Güzel anam, benim için endişe edecek ortada bir durum yoktur. Yorgunluktan olacak ki, pınarın başında uyuyup kalmışım o kadar.
Adıgüzel, yaşadıklarıyla ilgili annesine hiçbir söz söylemez. Sadece elinde tutmuş olduğu çiçek demetini anasına uzatarak, bunlar sana emanet, sakın solmasınlar ve kurumasınlar, der!
Güzel oğlum bu çiçeklerden çok ne var. Ben sana her gün toplayıp getireyim. Yeter ki senin gönlün hoş olsun. Ama şimdiye kadar böyle çiçekli falan gelmezdin. Şimdi bu çiçekler neyin nesi söyler misin?
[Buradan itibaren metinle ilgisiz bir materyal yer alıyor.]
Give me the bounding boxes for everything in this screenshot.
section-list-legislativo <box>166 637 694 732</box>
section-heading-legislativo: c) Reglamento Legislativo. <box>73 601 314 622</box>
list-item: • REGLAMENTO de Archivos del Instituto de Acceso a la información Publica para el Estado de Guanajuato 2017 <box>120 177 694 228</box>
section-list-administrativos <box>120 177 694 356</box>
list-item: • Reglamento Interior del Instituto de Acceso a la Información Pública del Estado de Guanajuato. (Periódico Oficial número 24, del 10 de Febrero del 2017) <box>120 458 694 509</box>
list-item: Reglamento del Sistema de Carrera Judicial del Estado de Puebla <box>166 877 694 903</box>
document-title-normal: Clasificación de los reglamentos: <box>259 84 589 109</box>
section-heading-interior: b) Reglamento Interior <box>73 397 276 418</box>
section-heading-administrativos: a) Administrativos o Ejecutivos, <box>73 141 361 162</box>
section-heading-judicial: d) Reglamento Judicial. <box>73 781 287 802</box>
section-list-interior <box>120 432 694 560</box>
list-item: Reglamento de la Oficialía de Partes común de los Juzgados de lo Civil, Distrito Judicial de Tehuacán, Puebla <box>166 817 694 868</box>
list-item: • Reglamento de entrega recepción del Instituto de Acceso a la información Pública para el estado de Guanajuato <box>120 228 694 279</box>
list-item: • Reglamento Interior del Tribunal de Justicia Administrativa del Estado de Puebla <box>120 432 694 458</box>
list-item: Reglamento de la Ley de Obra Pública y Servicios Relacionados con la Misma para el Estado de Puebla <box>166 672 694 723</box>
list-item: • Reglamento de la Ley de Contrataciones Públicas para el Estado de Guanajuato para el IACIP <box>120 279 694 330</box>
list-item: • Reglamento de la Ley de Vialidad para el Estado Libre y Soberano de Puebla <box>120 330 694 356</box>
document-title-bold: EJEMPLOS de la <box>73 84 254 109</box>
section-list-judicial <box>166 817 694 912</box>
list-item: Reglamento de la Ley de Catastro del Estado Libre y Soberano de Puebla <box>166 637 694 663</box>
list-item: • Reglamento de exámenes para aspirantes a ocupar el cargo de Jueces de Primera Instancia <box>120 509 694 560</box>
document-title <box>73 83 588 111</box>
Adıgüzel, anasının yüzüne bakarak başını sallar. Yok anacığım yok, bu çiçekler başka çiçeklerdir. Sen bunları yeter ki koru, dedikten sonra kalkıp gider.
Peki, güzel oğlum, senin dediğin gibi olsun. Elindeki çiçekleri götürür küçük bir toprak küpün içerisine koyar. Kurumasınlar diye de, bir maşrapa su döker. Sonra da gelinlere, kızlara ve çocuklara seslenir. Bu küpün içine koymuş olduğum çiçekler, Adıgüzel’indir. Hepinizin haberi olsun. Sakın ola yolasınız. Duydunuz mu beni, diye de seslenir!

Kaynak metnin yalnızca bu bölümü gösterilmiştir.